Al respecto, es urgente que se tomen medidas para frenar este fenómeno pernicioso, ya que es inadmisible que por el solo hecho de ser mujeres las peruanas tengan que soportar agresiones de todo tipo e incluso intentos de arrebatarles la vida.
Por ello, es pertinente la decisión del Mimp de lanzar el programa ‘También es mi problema’, cuyo objetivo es sensibilizar, tanto a la ciudadanía como a las autoridades del país, sobre la urgencia de ejecutar acciones orientadas a prevenir la violencia de género.
Entre dichas medidas se anunció que el Ejecutivo presentará próximamente un proyecto de ley según el cual las requisitorias por delitos de violencia sexual y feminicidio no caducarán en ninguna circunstancia.
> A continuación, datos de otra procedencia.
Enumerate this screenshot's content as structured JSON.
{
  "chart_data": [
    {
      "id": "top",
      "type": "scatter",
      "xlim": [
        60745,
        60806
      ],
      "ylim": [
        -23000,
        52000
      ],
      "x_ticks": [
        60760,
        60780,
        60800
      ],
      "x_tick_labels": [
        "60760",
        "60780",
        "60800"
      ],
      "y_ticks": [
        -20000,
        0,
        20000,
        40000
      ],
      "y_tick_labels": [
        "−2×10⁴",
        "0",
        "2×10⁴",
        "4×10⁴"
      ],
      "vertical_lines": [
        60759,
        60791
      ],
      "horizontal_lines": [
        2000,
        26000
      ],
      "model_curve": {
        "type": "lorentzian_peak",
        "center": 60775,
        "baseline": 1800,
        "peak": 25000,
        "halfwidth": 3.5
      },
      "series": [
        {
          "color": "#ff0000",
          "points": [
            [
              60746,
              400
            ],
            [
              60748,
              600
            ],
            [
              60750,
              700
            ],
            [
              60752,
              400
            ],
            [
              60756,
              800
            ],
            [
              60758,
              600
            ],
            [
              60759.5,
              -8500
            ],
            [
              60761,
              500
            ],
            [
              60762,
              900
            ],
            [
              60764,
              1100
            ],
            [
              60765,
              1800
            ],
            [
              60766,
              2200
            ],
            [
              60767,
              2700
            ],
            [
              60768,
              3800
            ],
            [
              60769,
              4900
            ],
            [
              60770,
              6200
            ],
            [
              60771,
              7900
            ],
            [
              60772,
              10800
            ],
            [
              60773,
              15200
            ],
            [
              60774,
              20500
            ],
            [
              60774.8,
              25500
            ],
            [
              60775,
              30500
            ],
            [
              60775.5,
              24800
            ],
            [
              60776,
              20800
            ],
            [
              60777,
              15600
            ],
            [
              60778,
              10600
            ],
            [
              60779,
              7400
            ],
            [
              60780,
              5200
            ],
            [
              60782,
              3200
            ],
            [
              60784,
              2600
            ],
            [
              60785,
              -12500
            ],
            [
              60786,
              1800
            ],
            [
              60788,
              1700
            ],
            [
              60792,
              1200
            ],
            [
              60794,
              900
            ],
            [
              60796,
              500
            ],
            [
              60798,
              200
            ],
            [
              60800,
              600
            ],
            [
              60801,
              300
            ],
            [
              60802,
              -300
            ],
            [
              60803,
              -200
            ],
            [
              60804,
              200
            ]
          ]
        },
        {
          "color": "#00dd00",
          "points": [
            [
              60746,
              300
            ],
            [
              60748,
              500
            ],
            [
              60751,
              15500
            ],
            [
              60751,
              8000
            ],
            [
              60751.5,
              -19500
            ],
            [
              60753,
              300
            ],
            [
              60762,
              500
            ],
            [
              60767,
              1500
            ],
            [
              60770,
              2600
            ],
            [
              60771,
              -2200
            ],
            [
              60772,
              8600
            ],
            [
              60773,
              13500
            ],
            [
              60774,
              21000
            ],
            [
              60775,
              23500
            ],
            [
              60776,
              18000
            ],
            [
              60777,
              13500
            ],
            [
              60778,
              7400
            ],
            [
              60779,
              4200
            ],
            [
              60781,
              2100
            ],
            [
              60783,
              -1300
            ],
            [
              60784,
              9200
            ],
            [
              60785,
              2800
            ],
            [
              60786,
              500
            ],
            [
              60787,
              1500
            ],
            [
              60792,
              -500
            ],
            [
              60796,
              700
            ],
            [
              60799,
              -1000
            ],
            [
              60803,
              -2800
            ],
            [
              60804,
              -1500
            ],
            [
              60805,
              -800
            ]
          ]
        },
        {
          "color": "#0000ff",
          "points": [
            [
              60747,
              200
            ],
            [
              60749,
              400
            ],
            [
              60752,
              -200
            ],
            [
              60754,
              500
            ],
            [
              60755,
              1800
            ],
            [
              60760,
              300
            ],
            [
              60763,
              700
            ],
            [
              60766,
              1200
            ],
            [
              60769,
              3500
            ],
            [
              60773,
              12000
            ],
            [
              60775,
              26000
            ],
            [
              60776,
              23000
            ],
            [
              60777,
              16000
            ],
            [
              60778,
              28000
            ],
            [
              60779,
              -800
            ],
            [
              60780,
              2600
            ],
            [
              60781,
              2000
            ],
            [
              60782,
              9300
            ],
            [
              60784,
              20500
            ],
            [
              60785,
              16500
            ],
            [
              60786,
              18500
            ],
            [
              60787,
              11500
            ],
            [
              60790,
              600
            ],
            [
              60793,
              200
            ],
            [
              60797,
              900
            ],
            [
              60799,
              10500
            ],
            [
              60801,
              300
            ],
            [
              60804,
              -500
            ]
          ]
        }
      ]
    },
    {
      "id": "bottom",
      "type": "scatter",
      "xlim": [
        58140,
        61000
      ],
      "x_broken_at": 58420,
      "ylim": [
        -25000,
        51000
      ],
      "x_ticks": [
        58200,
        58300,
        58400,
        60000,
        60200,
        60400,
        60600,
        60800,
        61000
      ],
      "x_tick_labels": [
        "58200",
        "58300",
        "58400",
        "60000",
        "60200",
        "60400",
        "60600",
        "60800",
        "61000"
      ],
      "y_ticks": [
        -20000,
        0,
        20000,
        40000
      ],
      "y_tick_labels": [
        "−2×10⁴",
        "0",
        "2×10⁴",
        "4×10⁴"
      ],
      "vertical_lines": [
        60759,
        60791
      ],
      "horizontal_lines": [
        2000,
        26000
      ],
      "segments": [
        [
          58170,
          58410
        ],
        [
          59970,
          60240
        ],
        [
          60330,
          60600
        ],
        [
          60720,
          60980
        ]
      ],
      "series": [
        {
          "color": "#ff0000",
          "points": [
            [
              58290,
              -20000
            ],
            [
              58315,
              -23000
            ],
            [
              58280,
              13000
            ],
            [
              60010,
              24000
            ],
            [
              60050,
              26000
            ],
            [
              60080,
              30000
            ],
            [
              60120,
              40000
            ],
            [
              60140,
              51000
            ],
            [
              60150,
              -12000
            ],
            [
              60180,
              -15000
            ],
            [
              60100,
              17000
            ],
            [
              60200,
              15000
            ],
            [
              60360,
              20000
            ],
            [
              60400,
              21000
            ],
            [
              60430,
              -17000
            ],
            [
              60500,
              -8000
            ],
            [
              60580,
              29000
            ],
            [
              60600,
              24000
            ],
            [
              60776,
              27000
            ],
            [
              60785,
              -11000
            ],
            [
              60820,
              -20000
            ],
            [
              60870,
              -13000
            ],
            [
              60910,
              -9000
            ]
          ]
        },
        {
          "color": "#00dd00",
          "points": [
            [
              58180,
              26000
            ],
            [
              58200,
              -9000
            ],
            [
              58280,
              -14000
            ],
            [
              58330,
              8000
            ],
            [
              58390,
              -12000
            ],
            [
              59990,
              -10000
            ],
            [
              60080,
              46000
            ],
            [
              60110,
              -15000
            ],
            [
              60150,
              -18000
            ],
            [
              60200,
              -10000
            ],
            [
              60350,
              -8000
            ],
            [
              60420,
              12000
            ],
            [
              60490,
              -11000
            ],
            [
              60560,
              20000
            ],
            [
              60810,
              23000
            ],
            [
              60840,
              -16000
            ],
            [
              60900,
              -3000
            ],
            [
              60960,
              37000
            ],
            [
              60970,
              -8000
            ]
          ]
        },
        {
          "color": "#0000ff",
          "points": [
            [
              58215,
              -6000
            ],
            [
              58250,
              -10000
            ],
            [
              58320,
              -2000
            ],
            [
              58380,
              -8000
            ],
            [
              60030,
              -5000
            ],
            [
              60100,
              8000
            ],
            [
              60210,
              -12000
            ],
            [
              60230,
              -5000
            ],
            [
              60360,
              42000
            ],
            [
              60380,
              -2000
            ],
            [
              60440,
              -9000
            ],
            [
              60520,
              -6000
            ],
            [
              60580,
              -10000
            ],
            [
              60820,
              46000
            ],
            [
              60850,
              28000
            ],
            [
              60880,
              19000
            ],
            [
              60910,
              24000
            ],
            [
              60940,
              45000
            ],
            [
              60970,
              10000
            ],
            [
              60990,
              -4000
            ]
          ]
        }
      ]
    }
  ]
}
Además, se implementarán caravanas educativas en las escuelas para combatir la naturalización y justificación de los ataques contra la mujer.
Otra de las acciones es la convocatoria a ferias multisectoriales en las plazas públicas, con la participación de diferentes instituciones como el Poder Judicial y el Ministerio Público, para enseñar a la población a reaccionar ante estos actos.
Para revertir la violencia de género y contribuir al surgimiento de una sociedad más igualitaria, es imperativo continuar desplegando acciones y medidas a escala nacional, como la impulsada por el Mimp, que involucren a la población, así como a las entidades públicas y privadas.
Por un lado, es fundamental fortalecer la prevención de la violencia combatiendo los estereotipos machistas que otorgan a la mujer un papel inferior, hecho que contribuye al surgimiento de ideas trasnochadas como aquella según la cual la mujer es propiedad de los hombres.
De igual modo, urge optimizar la labor de los CEM para atender a las peruanas que ya sufren la violencia, así como todo el conjunto de medidas orientadas a proteger a aquellas que han pasado a engrosar las estadísticas de víctimas de este flagelo. Con esfuerzo y compromiso, podremos hacer del Perú un país sin violencia contra la mujer.